The Global Colloquium is a network of international university presidents and vice-chancellors who are committed to addressing global public policy problems through research and teaching. Attending the meeting at Yale will be the Presidents of Fudan University and Tsinghua University in China, National University of Singapore, Jawaharlal Nehru University in India, University of Cape Town in South Africa, the University of Ghana, Makerere University in Uganda, Bilkent University in Turkey, Colegio de Mexico and Tec de Monterrey in Mexico, and the Vice-Chancellors of University of Oxford and UCL in the United Kingdom.

This year’s meeting, which will be hosted by Yale President Richard C. Levin, is dedicated to the theme of “The Roles of Science in Meeting Global Challenges.” The goal is to provide useful guidance to the Secretary-General as he seeks to ensure that the benefits of technology and science are broadly distributed and mobilized to address pressing world problems.

Keynote speakers at the meeting will include Dr.

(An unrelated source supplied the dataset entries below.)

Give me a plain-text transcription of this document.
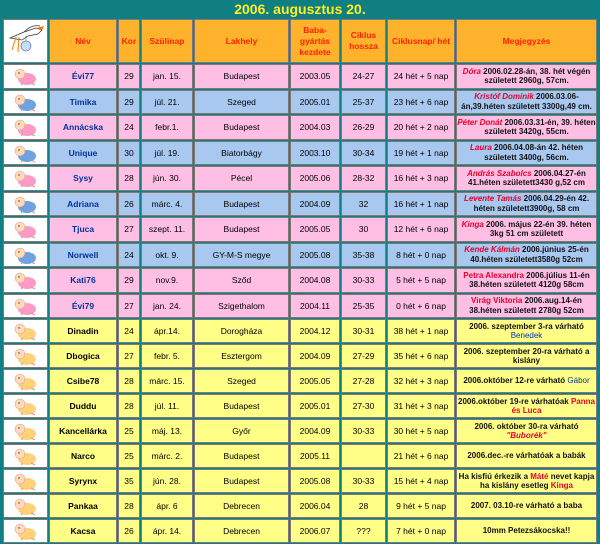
2006. augusztus 20.
	Név	Kor	Szülinap	Lakhely	Baba-gyártás kezdete	Ciklus hossza	Ciklusnap/ hét	Megjegyzés

	Évi77	29	jan. 15.	Budapest	2003.05	24-27	24 hét + 5 nap	Dóra 2006.02.28-án, 38. hét végén született 2960g, 57cm.

	Timika	29	júl. 21.	Szeged	2005.01	25-37	23 hét + 6 nap	Kristóf Dominik 2006.03.06-án,39.héten született 3300g,49 cm.

	Annácska	24	febr.1.	Budapest	2004.03	26-29	20 hét + 2 nap	Péter Donát 2006.03.31-én, 39. héten született 3420g, 55cm.

	Unique	30	júl. 19.	Biatorbágy	2003.10	30-34	19 hét + 1 nap	Laura 2006.04.08-án 42. héten született 3400g, 56cm.

	Sysy	28	jún. 30.	Pécel	2005.06	28-32	16 hét + 3 nap	András Szabolcs 2006.04.27-én 41.héten született3430 g,52 cm

	Adriana	26	márc. 4.	Budapest	2004.09	32	16 hét + 1 nap	Levente Tamás 2006.04.29-én 42. héten született3900g, 58 cm

	Tjuca	27	szept. 11.	Budapest	2005.05	30	12 hét + 6 nap	Kinga 2006. május 22-én 39. héten 3kg 51 cm született

	Norwell	24	okt. 9.	GY-M-S megye	2005.08	35-38	8 hét + 0 nap	Kende Kálmán 2006.június 25-én 40.héten született3580g 52cm

	Kati76	29	nov.9.	Sződ	2004.08	30-33	5 hét + 5 nap	Petra Alexandra 2006.július 11-én 38.héten született 4120g 58cm

	Évi79	27	jan. 24.	Szigethalom	2004.11	25-35	0 hét + 6 nap	Virág Viktoria 2006.aug.14-én 38.héten született 2780g 52cm

	Dinadin	24	ápr.14.	Dorogháza	2004.12	30-31	38 hét + 1 nap	2006. szeptember 3-ra várható Benedek

	Dbogica	27	febr. 5.	Esztergom	2004.09	27-29	35 hét + 6 nap	2006. szeptember 20-ra várható a kislány

	Csibe78	28	márc. 15.	Szeged	2005.05	27-28	32 hét + 3 nap	2006.október 12-re várható Gábor

	Duddu	28	júl. 11.	Budapest	2005.01	27-30	31 hét + 3 nap	2006.október 19-re várhatóak Panna és Luca

	Kancellárka	25	máj. 13.	Győr	2004.09	30-33	30 hét + 5 nap	2006. október 30-ra várható "Buborék"

	Narco	25	márc. 2.	Budapest	2005.11		21 hét + 6 nap	2006.dec.-re várhatóak a babák

	Syrynx	35	jún. 28.	Budapest	2005.08	30-33	15 hét + 4 nap	Ha kisfiú érkezik a Máté nevet kapja ha kislány esetleg Kinga

	Pankaa	28	ápr. 6	Debrecen	2006.04	28	9 hét + 5 nap	2007. 03.10-re várható a baba

	Kacsa	26	ápr. 14.	Debrecen	2006.07	???	7 hét + 0 nap	10mm Petezsákocska!!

Bruce Alberts, head of the InterAcademy Council and former president of the National Academy of Sciences; Professor Phillip Griffiths, former director of the Institute for Advanced Study at Princeton; and Chris Field, Co-Chair of the Intergovernmental Panel on Climate Change Working Group II. The speakers will discuss their experiences with organizations designed to promote international collaboration on technical and scientific matters. The presidents and vice chancellors will explore opportunities for cooperation and ways to build research capacity in developing countries.

Ernesto Zedillo, Director of the Yale Center for the Study of Globalization and former President of Mexico, will chair a discussion among faculty experts as they examine institutions and policies that promote dissemination of scientific research and the role of science in public policy discussions.

While the Colloquium is not open to the press nor to the public, there will be a report on the proceedings which will be made public this spring.